Letters – May 2007
Letters to the Editor
Though I look forward to my issue of Toastmaster each month, the March issue was one for the books. I was immensely entertained by “Life in a Grammar Slammer” by Jason Love. The article was so chock full of lessons, I had to read it twice!
The magazine is helpful to this Toastmaster on so many levels; you all are to be commended. I am proud to be part of this first-class organization.
Alan Pippenger, ATMB • Capital City Toastmasters Club Tallahassee, Florida
My First Toastmaster Magazine
I was rummaging through a tall pile of mail and came across my first Toastmaster magazine (March). It was 10 a.m. and I had just arrived home from what could only be described as a harrowing office experience (A four-hour phone system upgrade that turned into a 17-hour ordeal). I had been awake for 27 hours straight when I read the article, “Life in a Grammar Slammer.”
Suddenly everything was right in the universe. I laughed so hard I cried. You eradicated my foul mood and transformed my day into a joyous one. You have fulfilled what I view as the ultimate Toastmasters goal: Improve yourself while improving the lives of others, and improve the world. Thank you for raining sunshine on what would otherwise have been a bleak, dreary day!
Bill Lowe • Red Bank Toastmasters Club • Red Bank, New Jersey
Capable Cab Driver
That is such a great and inspiring story about Arthur McCleneghan (“The Ability to Advocate,” March). It is always nice to know the positive impact of Toastmasters on people’s lives. Simply Amazing! Thank you for sharing that with us.
Betsey Katiti, ATMB • Monument Toastmasters Club Silver Spring, Maryland
Love Those Meeting Evaluations
One thing I absolutely love about Toastmasters meetings is evaluations. The February issue of Toastmaster highlighted a subject close to my heart, and I found myself feeling surprised that some people dread being evaluated in the “Learning To (Almost) Like Criticism” article.
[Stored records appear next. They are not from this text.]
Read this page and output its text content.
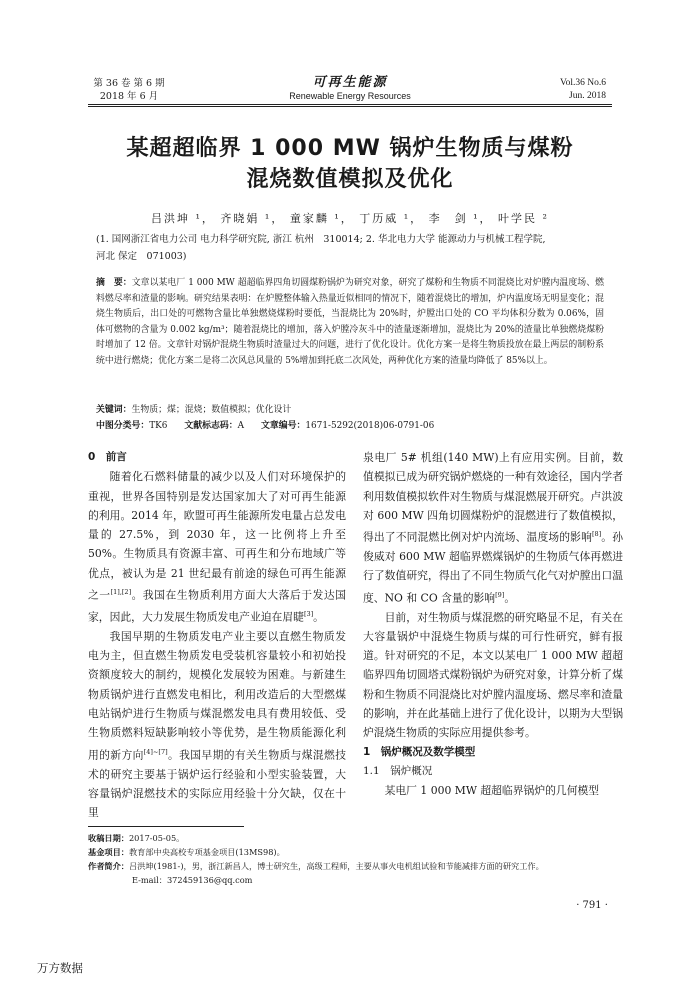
第 36 卷 第 6 期
2018 年 6 月
可再生能源
Renewable Energy Resources
Vol.36 No.6
Jun. 2018
某超超临界 1 000 MW 锅炉生物质与煤粉
混烧数值模拟及优化
吕洪坤 ¹， 齐晓娟 ¹， 童家麟 ¹， 丁历威 ¹， 李　剑 ¹， 叶学民 ²
(1. 国网浙江省电力公司 电力科学研究院, 浙江 杭州　310014; 2. 华北电力大学 能源动力与机械工程学院,
河北 保定　071003)
摘　要：文章以某电厂 1 000 MW 超超临界四角切圆煤粉锅炉为研究对象，研究了煤粉和生物质不同混烧比对炉膛内温度场、燃料燃尽率和渣量的影响。研究结果表明：在炉膛整体输入热量近似相同的情况下，随着混烧比的增加，炉内温度场无明显变化；混烧生物质后，出口处的可燃物含量比单独燃烧煤粉时要低，当混烧比为 20%时，炉膛出口处的 CO 平均体积分数为 0.06%，固体可燃物的含量为 0.002 kg/m³；随着混烧比的增加，落入炉膛冷灰斗中的渣量逐渐增加，混烧比为 20%的渣量比单独燃烧煤粉时增加了 12 倍。文章针对锅炉混烧生物质时渣量过大的问题，进行了优化设计。优化方案一是将生物质投放在最上两层的制粉系统中进行燃烧；优化方案二是将二次风总风量的 5%增加到托底二次风处，两种优化方案的渣量均降低了 85%以上。
关键词：生物质；煤；混烧；数值模拟；优化设计
中图分类号：TK6 文献标志码：A 文章编号：1671-5292(2018)06-0791-06

0　前言

随着化石燃料储量的减少以及人们对环境保护的重视，世界各国特别是发达国家加大了对可再生能源的利用。2014 年，欧盟可再生能源所发电量占总发电量的 27.5%，到 2030 年，这一比例将上升至 50%。生物质具有资源丰富、可再生和分布地域广等优点，被认为是 21 世纪最有前途的绿色可再生能源之一[1],[2]。我国在生物质利用方面大大落后于发达国家，因此，大力发展生物质发电产业迫在眉睫[3]。

我国早期的生物质发电产业主要以直燃生物质发电为主，但直燃生物质发电受装机容量较小和初始投资额度较大的制约，规模化发展较为困难。与新建生物质锅炉进行直燃发电相比，利用改造后的大型燃煤电站锅炉进行生物质与煤混燃发电具有费用较低、受生物质燃料短缺影响较小等优势，是生物质能源化利用的新方向[4]~[7]。我国早期的有关生物质与煤混燃技术的研究主要基于锅炉运行经验和小型实验装置，大容量锅炉混燃技术的实际应用经验十分欠缺，仅在十里

泉电厂 5# 机组(140 MW)上有应用实例。目前，数值模拟已成为研究锅炉燃烧的一种有效途径，国内学者利用数值模拟软件对生物质与煤混燃展开研究。卢洪波对 600 MW 四角切圆煤粉炉的混燃进行了数值模拟，得出了不同混燃比例对炉内流场、温度场的影响[8]。孙俊威对 600 MW 超临界燃煤锅炉的生物质气体再燃进行了数值研究，得出了不同生物质气化气对炉膛出口温度、NO 和 CO 含量的影响[9]。

目前，对生物质与煤混燃的研究略显不足，有关在大容量锅炉中混烧生物质与煤的可行性研究，鲜有报道。针对研究的不足，本文以某电厂 1 000 MW 超超临界四角切圆塔式煤粉锅炉为研究对象，计算分析了煤粉和生物质不同混烧比对炉膛内温度场、燃尽率和渣量的影响，并在此基础上进行了优化设计，以期为大型锅炉混烧生物质的实际应用提供参考。

1　锅炉概况及数学模型

1.1　锅炉概况

某电厂 1 000 MW 超超临界锅炉的几何模型

收稿日期：2017-05-05。
基金项目：教育部中央高校专项基金项目(13MS98)。
作者简介：吕洪坤(1981-)，男，浙江新昌人，博士研究生，高级工程师，主要从事火电机组试验和节能减排方面的研究工作。
E-mail：372459136@qq.com
· 791 ·
万方数据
I joined Palmerston North Toastmasters nearly two years ago and I have been highly impressed by the method of evaluation that Toastmasters recommends, which we shorten to the “CRC” method: highlighting points of commendation, finding one or two ways to recommend improvement and then finishing with another commendation. The culture of our club is such that every member is treated with care and respect, even when they fumble.
I place huge value on the feedback I receive from other members. Evaluation? Bring it on!
Astarte, ACB • Palmerston North Toastmasters Palmerston North, New Zealand
You Can’t Go Wrong If You Name That Song
What a wonderful and informative article in the March edition, written by Malcolm Kushner (“You Can’t Go Wrong If You Name That Song”). However I would like to point out that Elvis wasn’t born in Memphis, but rather Tupelo, Mississippi.
Even though it is a minor point that doesn’t affect the outcome or essence of the article, to an Elvis fan like myself, the error sticks out like a sore thumb.
Mike Foster • Windsor Toastmasters Club • Windsor, Ontario, Canada
Editor’s Note: We’re all shook up that we missed that! Our apologies to Elvis fans everywhere.
Getting Comfy with Comedy
Thank you for reminding us all about the need to use caution in matching our use of humor to the audience and venue (“Getting Comfy with Comedy,” March 2007). After moving to a new community, I visited several Toastmasters clubs to find just the right fit. At one, I was warmly welcomed. But later in the meeting, a speaker who was trying out a speech for a humor contest used some jokes that were embarrassing and made me, as a visitor, feel especially uncomfortable.
Even if a club is one big happy family, every speaker should be aware of the potential impact of his or her presentations on any visitor in the audience. Needless to say, I did not visit this particular club a second time.